20年前の修学旅行で同じ班だった男女が、突如送られてきた
メールに過去の記憶甦らせる、ノスタルジックでセンチメンタルな
サスペンス。
 
う〜ん、分厚い…。男女7人の青春物語(しかも中年になってからの回想)
なので私には設定に無理があるように思えてしまった。
中学時代…って自分はほとんど覚えていないなあ。
顔がはっきりわかるクラスメートも4,5人だし(…私が忘れすぎ?)
私も今、本作の主人公たちに近い年齢だけど、そのうち付き合いの
ある人なんて全然いない寂しい人生なの。
そのせいか、彼らが濃密に中学時代の思い出を語り合うのを見ていると、
違和感をおぼえてしまうのだった。
中学の記憶って、高校や大学を経るうちに上書きされて薄らいでいく
もののように思えたので。

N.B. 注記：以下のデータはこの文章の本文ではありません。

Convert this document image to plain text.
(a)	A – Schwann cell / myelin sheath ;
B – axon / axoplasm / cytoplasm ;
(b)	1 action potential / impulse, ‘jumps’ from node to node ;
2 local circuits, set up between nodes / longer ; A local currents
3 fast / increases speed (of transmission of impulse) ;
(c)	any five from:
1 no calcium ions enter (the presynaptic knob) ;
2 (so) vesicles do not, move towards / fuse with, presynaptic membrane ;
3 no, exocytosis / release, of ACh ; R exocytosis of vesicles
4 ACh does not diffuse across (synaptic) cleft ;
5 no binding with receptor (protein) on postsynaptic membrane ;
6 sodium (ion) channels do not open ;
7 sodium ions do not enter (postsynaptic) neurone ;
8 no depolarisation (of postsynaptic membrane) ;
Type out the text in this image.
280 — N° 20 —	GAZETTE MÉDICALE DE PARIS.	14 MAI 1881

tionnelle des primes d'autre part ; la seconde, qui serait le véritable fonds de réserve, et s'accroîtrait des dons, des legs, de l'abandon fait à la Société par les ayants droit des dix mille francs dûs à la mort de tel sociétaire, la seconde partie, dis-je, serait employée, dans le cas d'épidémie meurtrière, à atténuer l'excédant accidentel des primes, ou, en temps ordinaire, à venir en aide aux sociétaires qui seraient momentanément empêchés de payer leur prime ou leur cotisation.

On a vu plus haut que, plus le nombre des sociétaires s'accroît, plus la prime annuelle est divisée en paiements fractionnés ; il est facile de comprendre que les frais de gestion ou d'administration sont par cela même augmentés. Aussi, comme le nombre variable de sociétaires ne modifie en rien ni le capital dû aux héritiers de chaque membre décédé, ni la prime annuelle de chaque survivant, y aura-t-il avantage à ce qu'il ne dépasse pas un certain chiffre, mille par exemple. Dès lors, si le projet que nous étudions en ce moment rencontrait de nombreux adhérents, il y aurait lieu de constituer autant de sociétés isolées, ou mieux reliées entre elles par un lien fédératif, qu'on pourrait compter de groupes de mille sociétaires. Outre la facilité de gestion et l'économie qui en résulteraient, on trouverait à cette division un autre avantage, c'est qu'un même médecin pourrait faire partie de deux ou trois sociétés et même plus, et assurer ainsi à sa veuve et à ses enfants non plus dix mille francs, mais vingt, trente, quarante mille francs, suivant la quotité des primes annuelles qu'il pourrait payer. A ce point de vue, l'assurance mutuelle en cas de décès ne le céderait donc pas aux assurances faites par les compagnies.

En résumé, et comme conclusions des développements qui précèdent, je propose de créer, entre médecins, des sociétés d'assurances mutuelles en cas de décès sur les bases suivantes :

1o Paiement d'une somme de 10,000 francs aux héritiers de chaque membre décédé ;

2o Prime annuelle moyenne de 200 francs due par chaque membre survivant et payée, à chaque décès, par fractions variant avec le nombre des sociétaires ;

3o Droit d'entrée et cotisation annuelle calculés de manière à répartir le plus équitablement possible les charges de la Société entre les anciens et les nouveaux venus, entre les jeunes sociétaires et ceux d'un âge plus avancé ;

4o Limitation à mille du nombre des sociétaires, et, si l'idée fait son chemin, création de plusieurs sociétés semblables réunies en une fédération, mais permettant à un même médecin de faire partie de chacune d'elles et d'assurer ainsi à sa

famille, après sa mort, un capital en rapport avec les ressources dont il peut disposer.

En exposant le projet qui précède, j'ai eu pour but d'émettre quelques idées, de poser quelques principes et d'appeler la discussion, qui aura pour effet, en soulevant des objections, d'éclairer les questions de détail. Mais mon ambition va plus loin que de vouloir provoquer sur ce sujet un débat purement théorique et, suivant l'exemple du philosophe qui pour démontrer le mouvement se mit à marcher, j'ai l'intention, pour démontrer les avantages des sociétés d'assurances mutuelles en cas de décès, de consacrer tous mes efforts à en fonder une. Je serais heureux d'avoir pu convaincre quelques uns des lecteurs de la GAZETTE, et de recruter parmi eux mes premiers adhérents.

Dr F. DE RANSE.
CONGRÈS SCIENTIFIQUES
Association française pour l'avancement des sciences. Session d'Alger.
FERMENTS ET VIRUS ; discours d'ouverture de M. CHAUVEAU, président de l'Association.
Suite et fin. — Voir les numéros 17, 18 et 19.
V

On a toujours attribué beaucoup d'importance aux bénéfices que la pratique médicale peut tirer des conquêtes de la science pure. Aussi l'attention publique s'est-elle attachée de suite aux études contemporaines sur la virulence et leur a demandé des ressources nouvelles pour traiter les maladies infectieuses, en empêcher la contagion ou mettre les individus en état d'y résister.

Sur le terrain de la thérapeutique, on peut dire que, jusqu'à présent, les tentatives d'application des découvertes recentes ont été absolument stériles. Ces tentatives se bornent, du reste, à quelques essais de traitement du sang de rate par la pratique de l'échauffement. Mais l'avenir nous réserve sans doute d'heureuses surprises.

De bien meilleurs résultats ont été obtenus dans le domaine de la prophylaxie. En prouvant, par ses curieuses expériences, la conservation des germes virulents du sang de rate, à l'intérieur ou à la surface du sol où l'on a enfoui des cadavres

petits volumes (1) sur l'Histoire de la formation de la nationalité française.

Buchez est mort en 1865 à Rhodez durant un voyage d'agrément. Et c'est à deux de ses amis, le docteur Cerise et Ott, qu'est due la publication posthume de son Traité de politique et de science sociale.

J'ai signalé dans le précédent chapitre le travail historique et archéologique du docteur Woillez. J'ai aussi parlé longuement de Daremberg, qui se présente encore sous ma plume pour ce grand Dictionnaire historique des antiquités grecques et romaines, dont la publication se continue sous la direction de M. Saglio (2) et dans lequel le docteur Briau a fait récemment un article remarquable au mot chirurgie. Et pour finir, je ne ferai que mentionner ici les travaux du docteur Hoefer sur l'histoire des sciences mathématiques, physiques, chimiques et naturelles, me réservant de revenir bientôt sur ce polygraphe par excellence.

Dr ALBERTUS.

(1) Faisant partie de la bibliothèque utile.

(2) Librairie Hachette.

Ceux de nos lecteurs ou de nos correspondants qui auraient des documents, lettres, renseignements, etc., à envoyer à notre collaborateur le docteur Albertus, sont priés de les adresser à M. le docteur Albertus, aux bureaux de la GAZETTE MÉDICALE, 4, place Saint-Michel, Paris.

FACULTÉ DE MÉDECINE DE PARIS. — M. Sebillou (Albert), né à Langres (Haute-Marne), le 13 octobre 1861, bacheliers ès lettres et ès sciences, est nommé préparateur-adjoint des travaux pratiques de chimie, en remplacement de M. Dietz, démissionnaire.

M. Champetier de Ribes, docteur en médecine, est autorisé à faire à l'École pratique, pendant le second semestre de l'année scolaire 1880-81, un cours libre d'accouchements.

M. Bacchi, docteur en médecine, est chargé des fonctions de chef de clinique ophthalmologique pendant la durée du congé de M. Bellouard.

あくまで私の場合だけど。
 
巧いのが女性のなにげない習慣がリアルなところで、たとえば高い
満足を得たいためにいつもお気に入りの同じパンを買ってしまう女性
なんて、とても共感出来る。
時とともに移ろうものと不変であるものを鮮やかに対比させてみせる
ところも、いい。ただしかし、このネタでこのページ数は長く感じられて
しまう。登場人物が多く、彼らを大事に描いて
(皆をほぼ同等の比重で書いて)いるために、物語の本筋という激流が、
細い支流へと枝分かれして勢いがそがれたかのような印象。